Surprisingly, platelets were low in males than females and also the upper limit of normal was marginally lower than current reporting ranges. The reason for low platelet count is unknown. But, genetic environmental and dietary factors have been speculated from earlier studies [14, 15]. The erythrocyte sedimentation rate which is an indirect marker for inflammation and uric acid levels were found to be higher in our apparently healthy population. It is assumed that diet rich in purines as observed in animal proteins increases serum uric acid levels. Gender differences were observed for the following parameters such as haemoglobin, PCV, ESR, serum creatinine, uric acid, HDL, triglycerides and GGTP as in the current clinical practice gender based partitioning is not routinely employed on a large scale in our setting.

Given the importance, gender based studies should be carried out to investigate the reason for the biological fluctuation and also to identify the people at risk of developing the disease. On the other hand, there were no differences appreciated in the parameters like lymphocytes, monocytes and basophils. These analytes are correlated well with the reporting values. Therefore, it is clear that establishment of local reference intervals carries utmost significance in the laboratory reporting system and in safety monitoring of clinical trial participants.

Many studies reported that Indians are more susceptible to metabolic complications especially to diabetes, cardiovascular disease, dyslipidemia and other lipid abnormalities. The present study demonstrated that the levels of total cholesterol, triglycerides and serum uric acids were higher than current reporting ranges. This could be attributed to changes in life style, socio-economic status, age, sedentary habits, consumption of fried foods, lack of exercise and genetic factors.
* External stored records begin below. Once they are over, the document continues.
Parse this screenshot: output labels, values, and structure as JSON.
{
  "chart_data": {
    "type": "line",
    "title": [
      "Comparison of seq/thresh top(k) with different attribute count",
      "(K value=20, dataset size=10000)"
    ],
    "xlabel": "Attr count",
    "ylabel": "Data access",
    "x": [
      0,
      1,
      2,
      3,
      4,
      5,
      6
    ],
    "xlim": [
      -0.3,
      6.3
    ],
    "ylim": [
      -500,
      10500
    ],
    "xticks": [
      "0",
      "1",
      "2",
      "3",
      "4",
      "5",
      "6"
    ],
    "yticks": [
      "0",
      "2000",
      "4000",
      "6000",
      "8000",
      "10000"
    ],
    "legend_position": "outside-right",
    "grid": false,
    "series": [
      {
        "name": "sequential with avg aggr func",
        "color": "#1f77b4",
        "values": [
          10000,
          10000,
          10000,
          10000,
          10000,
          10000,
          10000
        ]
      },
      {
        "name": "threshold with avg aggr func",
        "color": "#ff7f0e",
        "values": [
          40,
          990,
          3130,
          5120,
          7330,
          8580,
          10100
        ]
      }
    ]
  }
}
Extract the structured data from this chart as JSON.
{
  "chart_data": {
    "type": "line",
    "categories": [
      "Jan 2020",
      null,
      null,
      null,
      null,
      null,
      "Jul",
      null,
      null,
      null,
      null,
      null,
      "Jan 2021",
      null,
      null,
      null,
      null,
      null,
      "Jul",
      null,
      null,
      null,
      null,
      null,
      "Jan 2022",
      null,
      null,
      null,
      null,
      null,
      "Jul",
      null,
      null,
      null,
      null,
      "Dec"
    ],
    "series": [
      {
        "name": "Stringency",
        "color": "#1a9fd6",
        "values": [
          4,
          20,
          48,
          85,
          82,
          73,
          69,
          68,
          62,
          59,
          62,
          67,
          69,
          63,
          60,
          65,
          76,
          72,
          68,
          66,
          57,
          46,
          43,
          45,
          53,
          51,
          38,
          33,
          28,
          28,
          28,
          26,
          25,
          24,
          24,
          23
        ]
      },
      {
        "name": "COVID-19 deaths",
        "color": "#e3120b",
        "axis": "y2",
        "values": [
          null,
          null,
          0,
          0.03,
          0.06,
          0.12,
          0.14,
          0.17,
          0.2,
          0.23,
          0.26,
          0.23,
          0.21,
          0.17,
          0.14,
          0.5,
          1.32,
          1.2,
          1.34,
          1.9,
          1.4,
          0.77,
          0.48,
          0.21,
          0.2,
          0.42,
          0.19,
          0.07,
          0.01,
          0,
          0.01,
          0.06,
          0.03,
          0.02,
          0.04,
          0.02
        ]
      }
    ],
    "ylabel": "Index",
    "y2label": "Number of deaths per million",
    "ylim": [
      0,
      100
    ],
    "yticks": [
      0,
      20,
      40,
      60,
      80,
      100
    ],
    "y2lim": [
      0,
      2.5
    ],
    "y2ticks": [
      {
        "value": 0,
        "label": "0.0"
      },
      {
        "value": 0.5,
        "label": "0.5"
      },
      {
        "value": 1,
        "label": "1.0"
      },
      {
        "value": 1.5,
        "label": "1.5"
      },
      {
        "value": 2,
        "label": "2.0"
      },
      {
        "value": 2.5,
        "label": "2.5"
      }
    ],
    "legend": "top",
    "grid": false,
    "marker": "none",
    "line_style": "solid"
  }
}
Recent studies from different geographical locations of India have established reference intervals for certain biochemical parameters and also identified significant changes in liver markers and lipid levels in healthy Indian population [1621]. Furthermore, we have documented that the renal and cell integration markers like creatinine, AST and GGT were lower in females than males as supported by previous studies done elsewhere [22, 23]. Subsequently, we found lower levels of haemoglobin and platelets in subjects above 40 years age group and higher levels of lipids & lipoproteins in below 40 years as supported by a previous study [24]. As age increases RI may differ from younger adults that emphasize the importance of establishing age-specific reference values and their significance in our clinical milieu prior to developing laboratory reporting intervals for our ethnic population various factors should be considered (viz. pre-analytical, analytical and post-analytical factors) that would affect the outcome of results and it was recently reported by a CALIPER substudy among healthy children [25]. International federation of clinical chemists recommends that each clinical laboratory should establish its own reference interval for local ethnic population and not to adopt the manufacturer references ranges. Moreover, clinical laboratory values should be validated every 5 years to ensure laboratory reporting system adhering to the guidelines published elsewhere for clinical laboratory.

There are few limitations in this study that could be cited such as data on smoking, socioeconomic status, genetic, exercise and history of alcohol were not available for all reference population. However, strengths of the present study are larger sample size, study participants from different region and standard laboratory techniques.

In conclusion, gender based partitioning is required for hemoglobin, packed cell volume, ESR, high density lipoprotein, triglycerides, creatinine, uric acid, and GGTP. However many community based studies are warranted to validate the region-specific laboratory reference intervals for our ethnic population.